Für unterschiedliche Anwendungsgebiete gibt es hier unterschiedliche Szenarien, wie Adaptive Safety umgesetzt werden kann. Ein kollaborierender Roboter, auch Cobot genannt, kann über Drehmomente oder Energieverbrauchsmessungen an den Achsmotoren erkennen, ob ein Hindernis im Weg ist. Auch Kameras oder eine künstliche Haut ermöglichen es dem System, zu erkennen, wann es beispielsweise eine Person berührt. Adaptive Safety geht aber noch einen Schritt weiter: Durch intelligente Software kann der Roboter das Verhalten der Menschen schon im Vorhinein einschätzen und seine Bewegungen so hinsichtlich der notwendigen Safety-Anforderungen planen. Möglich wäre beispielsweise eine Optimierung der Fahrroute oder eine Anpassung der Geschwindigkeit, auch bei fahrerlosen Transportsystemen.

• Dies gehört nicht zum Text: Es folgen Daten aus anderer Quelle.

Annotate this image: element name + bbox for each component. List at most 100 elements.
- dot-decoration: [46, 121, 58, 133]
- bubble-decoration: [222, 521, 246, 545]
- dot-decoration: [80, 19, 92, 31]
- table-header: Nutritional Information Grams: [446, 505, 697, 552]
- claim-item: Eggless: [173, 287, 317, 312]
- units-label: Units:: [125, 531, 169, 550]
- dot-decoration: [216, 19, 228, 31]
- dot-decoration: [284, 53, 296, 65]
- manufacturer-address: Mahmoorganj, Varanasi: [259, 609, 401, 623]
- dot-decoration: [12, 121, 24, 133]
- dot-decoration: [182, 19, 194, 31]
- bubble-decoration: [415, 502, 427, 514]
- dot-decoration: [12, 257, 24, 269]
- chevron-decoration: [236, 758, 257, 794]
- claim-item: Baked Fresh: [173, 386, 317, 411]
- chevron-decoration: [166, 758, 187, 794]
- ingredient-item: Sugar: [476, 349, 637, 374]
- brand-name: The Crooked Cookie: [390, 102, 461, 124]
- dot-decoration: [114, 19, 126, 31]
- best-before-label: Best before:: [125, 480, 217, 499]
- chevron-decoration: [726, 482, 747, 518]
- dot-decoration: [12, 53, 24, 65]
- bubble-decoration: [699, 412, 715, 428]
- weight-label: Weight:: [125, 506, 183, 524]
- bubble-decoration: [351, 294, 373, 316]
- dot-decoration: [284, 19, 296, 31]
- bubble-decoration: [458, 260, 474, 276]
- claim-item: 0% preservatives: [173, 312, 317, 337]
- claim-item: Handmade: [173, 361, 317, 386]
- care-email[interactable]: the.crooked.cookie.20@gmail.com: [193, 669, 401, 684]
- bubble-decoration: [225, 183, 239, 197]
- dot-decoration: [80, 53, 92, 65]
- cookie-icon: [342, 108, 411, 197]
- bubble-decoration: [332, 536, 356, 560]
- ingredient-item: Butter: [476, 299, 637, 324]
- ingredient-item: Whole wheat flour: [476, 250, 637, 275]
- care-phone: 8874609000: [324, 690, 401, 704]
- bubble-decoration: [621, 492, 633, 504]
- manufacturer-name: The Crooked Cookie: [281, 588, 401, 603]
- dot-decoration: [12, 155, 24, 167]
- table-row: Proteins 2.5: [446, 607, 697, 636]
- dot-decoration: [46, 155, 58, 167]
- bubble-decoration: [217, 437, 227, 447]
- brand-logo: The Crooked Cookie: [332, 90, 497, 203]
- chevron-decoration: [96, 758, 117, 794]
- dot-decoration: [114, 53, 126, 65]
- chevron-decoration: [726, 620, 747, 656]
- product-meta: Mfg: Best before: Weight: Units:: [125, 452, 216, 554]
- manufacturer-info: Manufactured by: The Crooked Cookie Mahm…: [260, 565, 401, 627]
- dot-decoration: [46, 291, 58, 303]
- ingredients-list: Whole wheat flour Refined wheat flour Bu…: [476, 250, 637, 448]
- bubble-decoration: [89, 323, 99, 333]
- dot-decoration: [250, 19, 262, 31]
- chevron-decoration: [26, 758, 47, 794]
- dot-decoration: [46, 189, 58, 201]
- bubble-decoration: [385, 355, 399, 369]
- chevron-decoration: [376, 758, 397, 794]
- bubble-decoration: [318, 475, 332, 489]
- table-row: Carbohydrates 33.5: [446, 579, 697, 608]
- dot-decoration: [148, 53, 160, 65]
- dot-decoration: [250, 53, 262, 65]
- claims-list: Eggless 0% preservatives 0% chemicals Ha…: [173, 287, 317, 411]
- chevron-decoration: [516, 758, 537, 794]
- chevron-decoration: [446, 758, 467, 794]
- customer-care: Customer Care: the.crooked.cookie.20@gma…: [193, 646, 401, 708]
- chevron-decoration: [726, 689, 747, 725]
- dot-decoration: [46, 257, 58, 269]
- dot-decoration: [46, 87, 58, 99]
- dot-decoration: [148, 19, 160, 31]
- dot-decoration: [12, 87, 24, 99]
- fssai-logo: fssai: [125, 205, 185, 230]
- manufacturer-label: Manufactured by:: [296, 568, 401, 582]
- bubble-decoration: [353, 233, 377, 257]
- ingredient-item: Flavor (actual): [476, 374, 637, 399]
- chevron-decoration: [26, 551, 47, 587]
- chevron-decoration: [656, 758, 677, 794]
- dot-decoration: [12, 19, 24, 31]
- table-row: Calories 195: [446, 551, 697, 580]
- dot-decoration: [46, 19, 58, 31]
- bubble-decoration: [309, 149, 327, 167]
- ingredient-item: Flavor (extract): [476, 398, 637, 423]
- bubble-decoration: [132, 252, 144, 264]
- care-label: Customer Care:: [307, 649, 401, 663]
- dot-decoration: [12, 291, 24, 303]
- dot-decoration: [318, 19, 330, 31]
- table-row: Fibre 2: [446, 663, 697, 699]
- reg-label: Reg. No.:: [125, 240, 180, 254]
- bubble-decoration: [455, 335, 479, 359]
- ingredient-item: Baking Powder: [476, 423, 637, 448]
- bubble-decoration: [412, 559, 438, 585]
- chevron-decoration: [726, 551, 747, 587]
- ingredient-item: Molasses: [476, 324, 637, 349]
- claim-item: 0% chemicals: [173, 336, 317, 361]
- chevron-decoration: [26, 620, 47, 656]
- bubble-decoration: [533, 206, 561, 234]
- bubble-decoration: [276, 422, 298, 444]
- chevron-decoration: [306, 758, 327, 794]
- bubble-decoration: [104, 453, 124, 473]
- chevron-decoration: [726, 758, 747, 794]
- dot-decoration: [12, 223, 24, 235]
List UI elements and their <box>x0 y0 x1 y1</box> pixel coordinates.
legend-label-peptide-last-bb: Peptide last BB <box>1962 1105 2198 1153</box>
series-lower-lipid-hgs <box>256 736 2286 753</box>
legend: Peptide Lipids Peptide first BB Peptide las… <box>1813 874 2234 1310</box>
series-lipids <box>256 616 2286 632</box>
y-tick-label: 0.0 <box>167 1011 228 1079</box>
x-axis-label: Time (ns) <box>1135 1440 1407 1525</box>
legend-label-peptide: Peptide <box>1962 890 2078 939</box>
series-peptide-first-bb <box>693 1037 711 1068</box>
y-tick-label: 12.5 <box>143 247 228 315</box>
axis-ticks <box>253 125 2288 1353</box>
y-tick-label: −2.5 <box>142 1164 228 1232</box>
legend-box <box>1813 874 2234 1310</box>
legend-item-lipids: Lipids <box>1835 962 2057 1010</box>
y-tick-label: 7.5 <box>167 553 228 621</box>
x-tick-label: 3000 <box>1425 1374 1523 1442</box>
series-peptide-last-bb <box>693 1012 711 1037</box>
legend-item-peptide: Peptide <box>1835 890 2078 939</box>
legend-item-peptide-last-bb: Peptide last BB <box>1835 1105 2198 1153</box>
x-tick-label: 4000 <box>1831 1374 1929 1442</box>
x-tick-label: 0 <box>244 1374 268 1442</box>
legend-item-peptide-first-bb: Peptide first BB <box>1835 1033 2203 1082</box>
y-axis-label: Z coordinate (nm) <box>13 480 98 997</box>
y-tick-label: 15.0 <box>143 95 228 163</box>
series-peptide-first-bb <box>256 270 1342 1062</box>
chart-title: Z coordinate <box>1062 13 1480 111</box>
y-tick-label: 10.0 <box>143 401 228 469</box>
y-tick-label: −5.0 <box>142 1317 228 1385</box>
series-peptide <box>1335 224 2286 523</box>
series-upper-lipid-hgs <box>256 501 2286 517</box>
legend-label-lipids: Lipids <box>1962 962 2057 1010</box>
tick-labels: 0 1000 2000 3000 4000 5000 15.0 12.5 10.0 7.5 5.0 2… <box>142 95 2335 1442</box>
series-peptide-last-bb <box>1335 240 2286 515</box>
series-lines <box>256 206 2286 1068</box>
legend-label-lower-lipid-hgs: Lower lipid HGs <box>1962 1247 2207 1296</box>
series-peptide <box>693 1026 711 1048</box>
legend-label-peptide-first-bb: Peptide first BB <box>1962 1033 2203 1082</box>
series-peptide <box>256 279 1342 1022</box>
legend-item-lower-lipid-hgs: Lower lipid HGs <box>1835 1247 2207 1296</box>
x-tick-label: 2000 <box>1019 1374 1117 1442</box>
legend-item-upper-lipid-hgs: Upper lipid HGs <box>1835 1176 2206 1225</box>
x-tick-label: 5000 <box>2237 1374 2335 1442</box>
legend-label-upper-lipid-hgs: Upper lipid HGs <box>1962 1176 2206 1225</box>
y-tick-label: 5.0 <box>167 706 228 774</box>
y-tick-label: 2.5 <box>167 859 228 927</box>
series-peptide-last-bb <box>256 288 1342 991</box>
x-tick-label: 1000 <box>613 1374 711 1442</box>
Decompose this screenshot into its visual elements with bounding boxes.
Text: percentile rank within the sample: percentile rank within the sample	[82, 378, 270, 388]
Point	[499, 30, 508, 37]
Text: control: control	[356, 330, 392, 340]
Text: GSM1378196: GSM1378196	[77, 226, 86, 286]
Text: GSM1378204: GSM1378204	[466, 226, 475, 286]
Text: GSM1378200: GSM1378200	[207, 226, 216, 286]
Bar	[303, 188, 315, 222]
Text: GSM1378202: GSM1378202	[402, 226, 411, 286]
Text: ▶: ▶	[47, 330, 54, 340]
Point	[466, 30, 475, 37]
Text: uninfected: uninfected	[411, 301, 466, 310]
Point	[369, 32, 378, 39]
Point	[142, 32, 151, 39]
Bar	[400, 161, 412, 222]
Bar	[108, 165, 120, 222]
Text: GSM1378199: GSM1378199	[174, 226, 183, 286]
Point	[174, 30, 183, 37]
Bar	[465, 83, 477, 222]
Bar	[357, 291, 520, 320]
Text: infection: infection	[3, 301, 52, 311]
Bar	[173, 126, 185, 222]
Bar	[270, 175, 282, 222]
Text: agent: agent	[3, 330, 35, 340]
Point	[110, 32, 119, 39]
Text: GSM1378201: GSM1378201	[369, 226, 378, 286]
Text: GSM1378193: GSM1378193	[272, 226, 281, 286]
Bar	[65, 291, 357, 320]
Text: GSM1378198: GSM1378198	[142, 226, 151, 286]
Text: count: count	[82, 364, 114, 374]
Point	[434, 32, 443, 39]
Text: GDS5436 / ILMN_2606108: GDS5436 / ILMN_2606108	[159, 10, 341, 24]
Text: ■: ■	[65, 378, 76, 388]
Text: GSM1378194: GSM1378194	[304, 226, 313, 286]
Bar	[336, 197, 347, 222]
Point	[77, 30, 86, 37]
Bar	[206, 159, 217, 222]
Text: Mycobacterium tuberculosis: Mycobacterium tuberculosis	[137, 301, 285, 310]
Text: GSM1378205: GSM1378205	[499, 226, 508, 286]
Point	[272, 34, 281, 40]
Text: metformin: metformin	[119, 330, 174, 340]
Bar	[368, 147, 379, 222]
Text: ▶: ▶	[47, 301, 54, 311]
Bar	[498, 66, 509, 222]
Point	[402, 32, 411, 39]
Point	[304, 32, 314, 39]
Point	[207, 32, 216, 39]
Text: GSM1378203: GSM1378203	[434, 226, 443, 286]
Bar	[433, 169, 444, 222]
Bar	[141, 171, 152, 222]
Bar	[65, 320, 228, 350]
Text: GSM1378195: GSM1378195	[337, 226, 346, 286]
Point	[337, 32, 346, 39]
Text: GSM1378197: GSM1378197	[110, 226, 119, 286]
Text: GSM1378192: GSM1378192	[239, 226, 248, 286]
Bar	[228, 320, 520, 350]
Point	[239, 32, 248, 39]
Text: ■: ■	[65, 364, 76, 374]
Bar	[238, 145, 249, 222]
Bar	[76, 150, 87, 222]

Ein weiterer kritischer Punkt in der Produktion ist der Eingriff im Produktivbetrieb, wenn beispielsweise ein Sensor nachjustiert, aber die aktuelle Charge weiterverarbeitet werden muss. Durch Adaptive Safety des Fraunhofer IKS muss die Maschine nicht die komplette Produktion stoppen. Dank sensorbasierter Überwachung sichert sie nur den Bereich ab, in dem der Mensch arbeitet. Verlässt der Mensch diese Zone wieder, stellt die Maschine automatisch auf Normalbetrieb um.

Die Vision des Fraunhofer IKS sind kognitive Produktionsanlagen und Fabrikhallen: In einer kognitiven Fabrikhalle sind alle Objekte, Menschen wie Maschinen, lokalisierbar und ihre Intention erkennbar. Mensch und Roboter können so effizient, sicher und kollaborativ arbeiten.

Anwendungsgebiete für die Mensch-Roboter-Kollaboration

Die Anwendungsgebiete für Mensch-Roboter-Kollaboration sind durch die Digitalisierung und Automatisierung zahlreich. Ob in der Produktion, der Logistik oder in der Pflege. Hier finden Sie drei Beispiele:

Cobot – Nebeneinander am gleichen Bauteil arbeiten

Während der Roboter die schlecht erreichbaren Nebenscheinwerfer am Auto ausrichtet, kann der Arbeiter die besser erreichbaren Hauptscheinwerfer nachjustieren. So arbeiten Mensch und Maschine ohne Schutzzaun am gleichen Bauteil zusammen und der Arbeiter wird entlastet.

Fahrerlose Transportsysteme – Transport an den Roboter auslagern

Um Waren in einer Lagerhalle zusammenzusuchen, müssen Menschen häufig viele Kilometer am Tag zurücklegen. Diese anstrengende Arbeit in der Logistik übernehmen fahrerlose Transportsysteme. Sie holen automatisch die angeforderten Kartons und bringen sie zu einem zentralen Punkt, an dem die menschlichen Arbeiter die Waren weiterverarbeiten können.

Assistenzroboter – Der Roboter unterstützt die Genesung

Roboter können in Form von Assistenzrobotern eine schnellere Heilung begünstigen und gleichzeitig Pflegepersonal entlasten. Reha-Roboter können beispielsweise therapeutische Bewegungen durchführen, die sie von einer Pflegekraft gelernt haben. So können liegende Patienten mobilisiert werden, ohne dass die Pflegekraft schwere Gliedmaßen selbst anheben muss.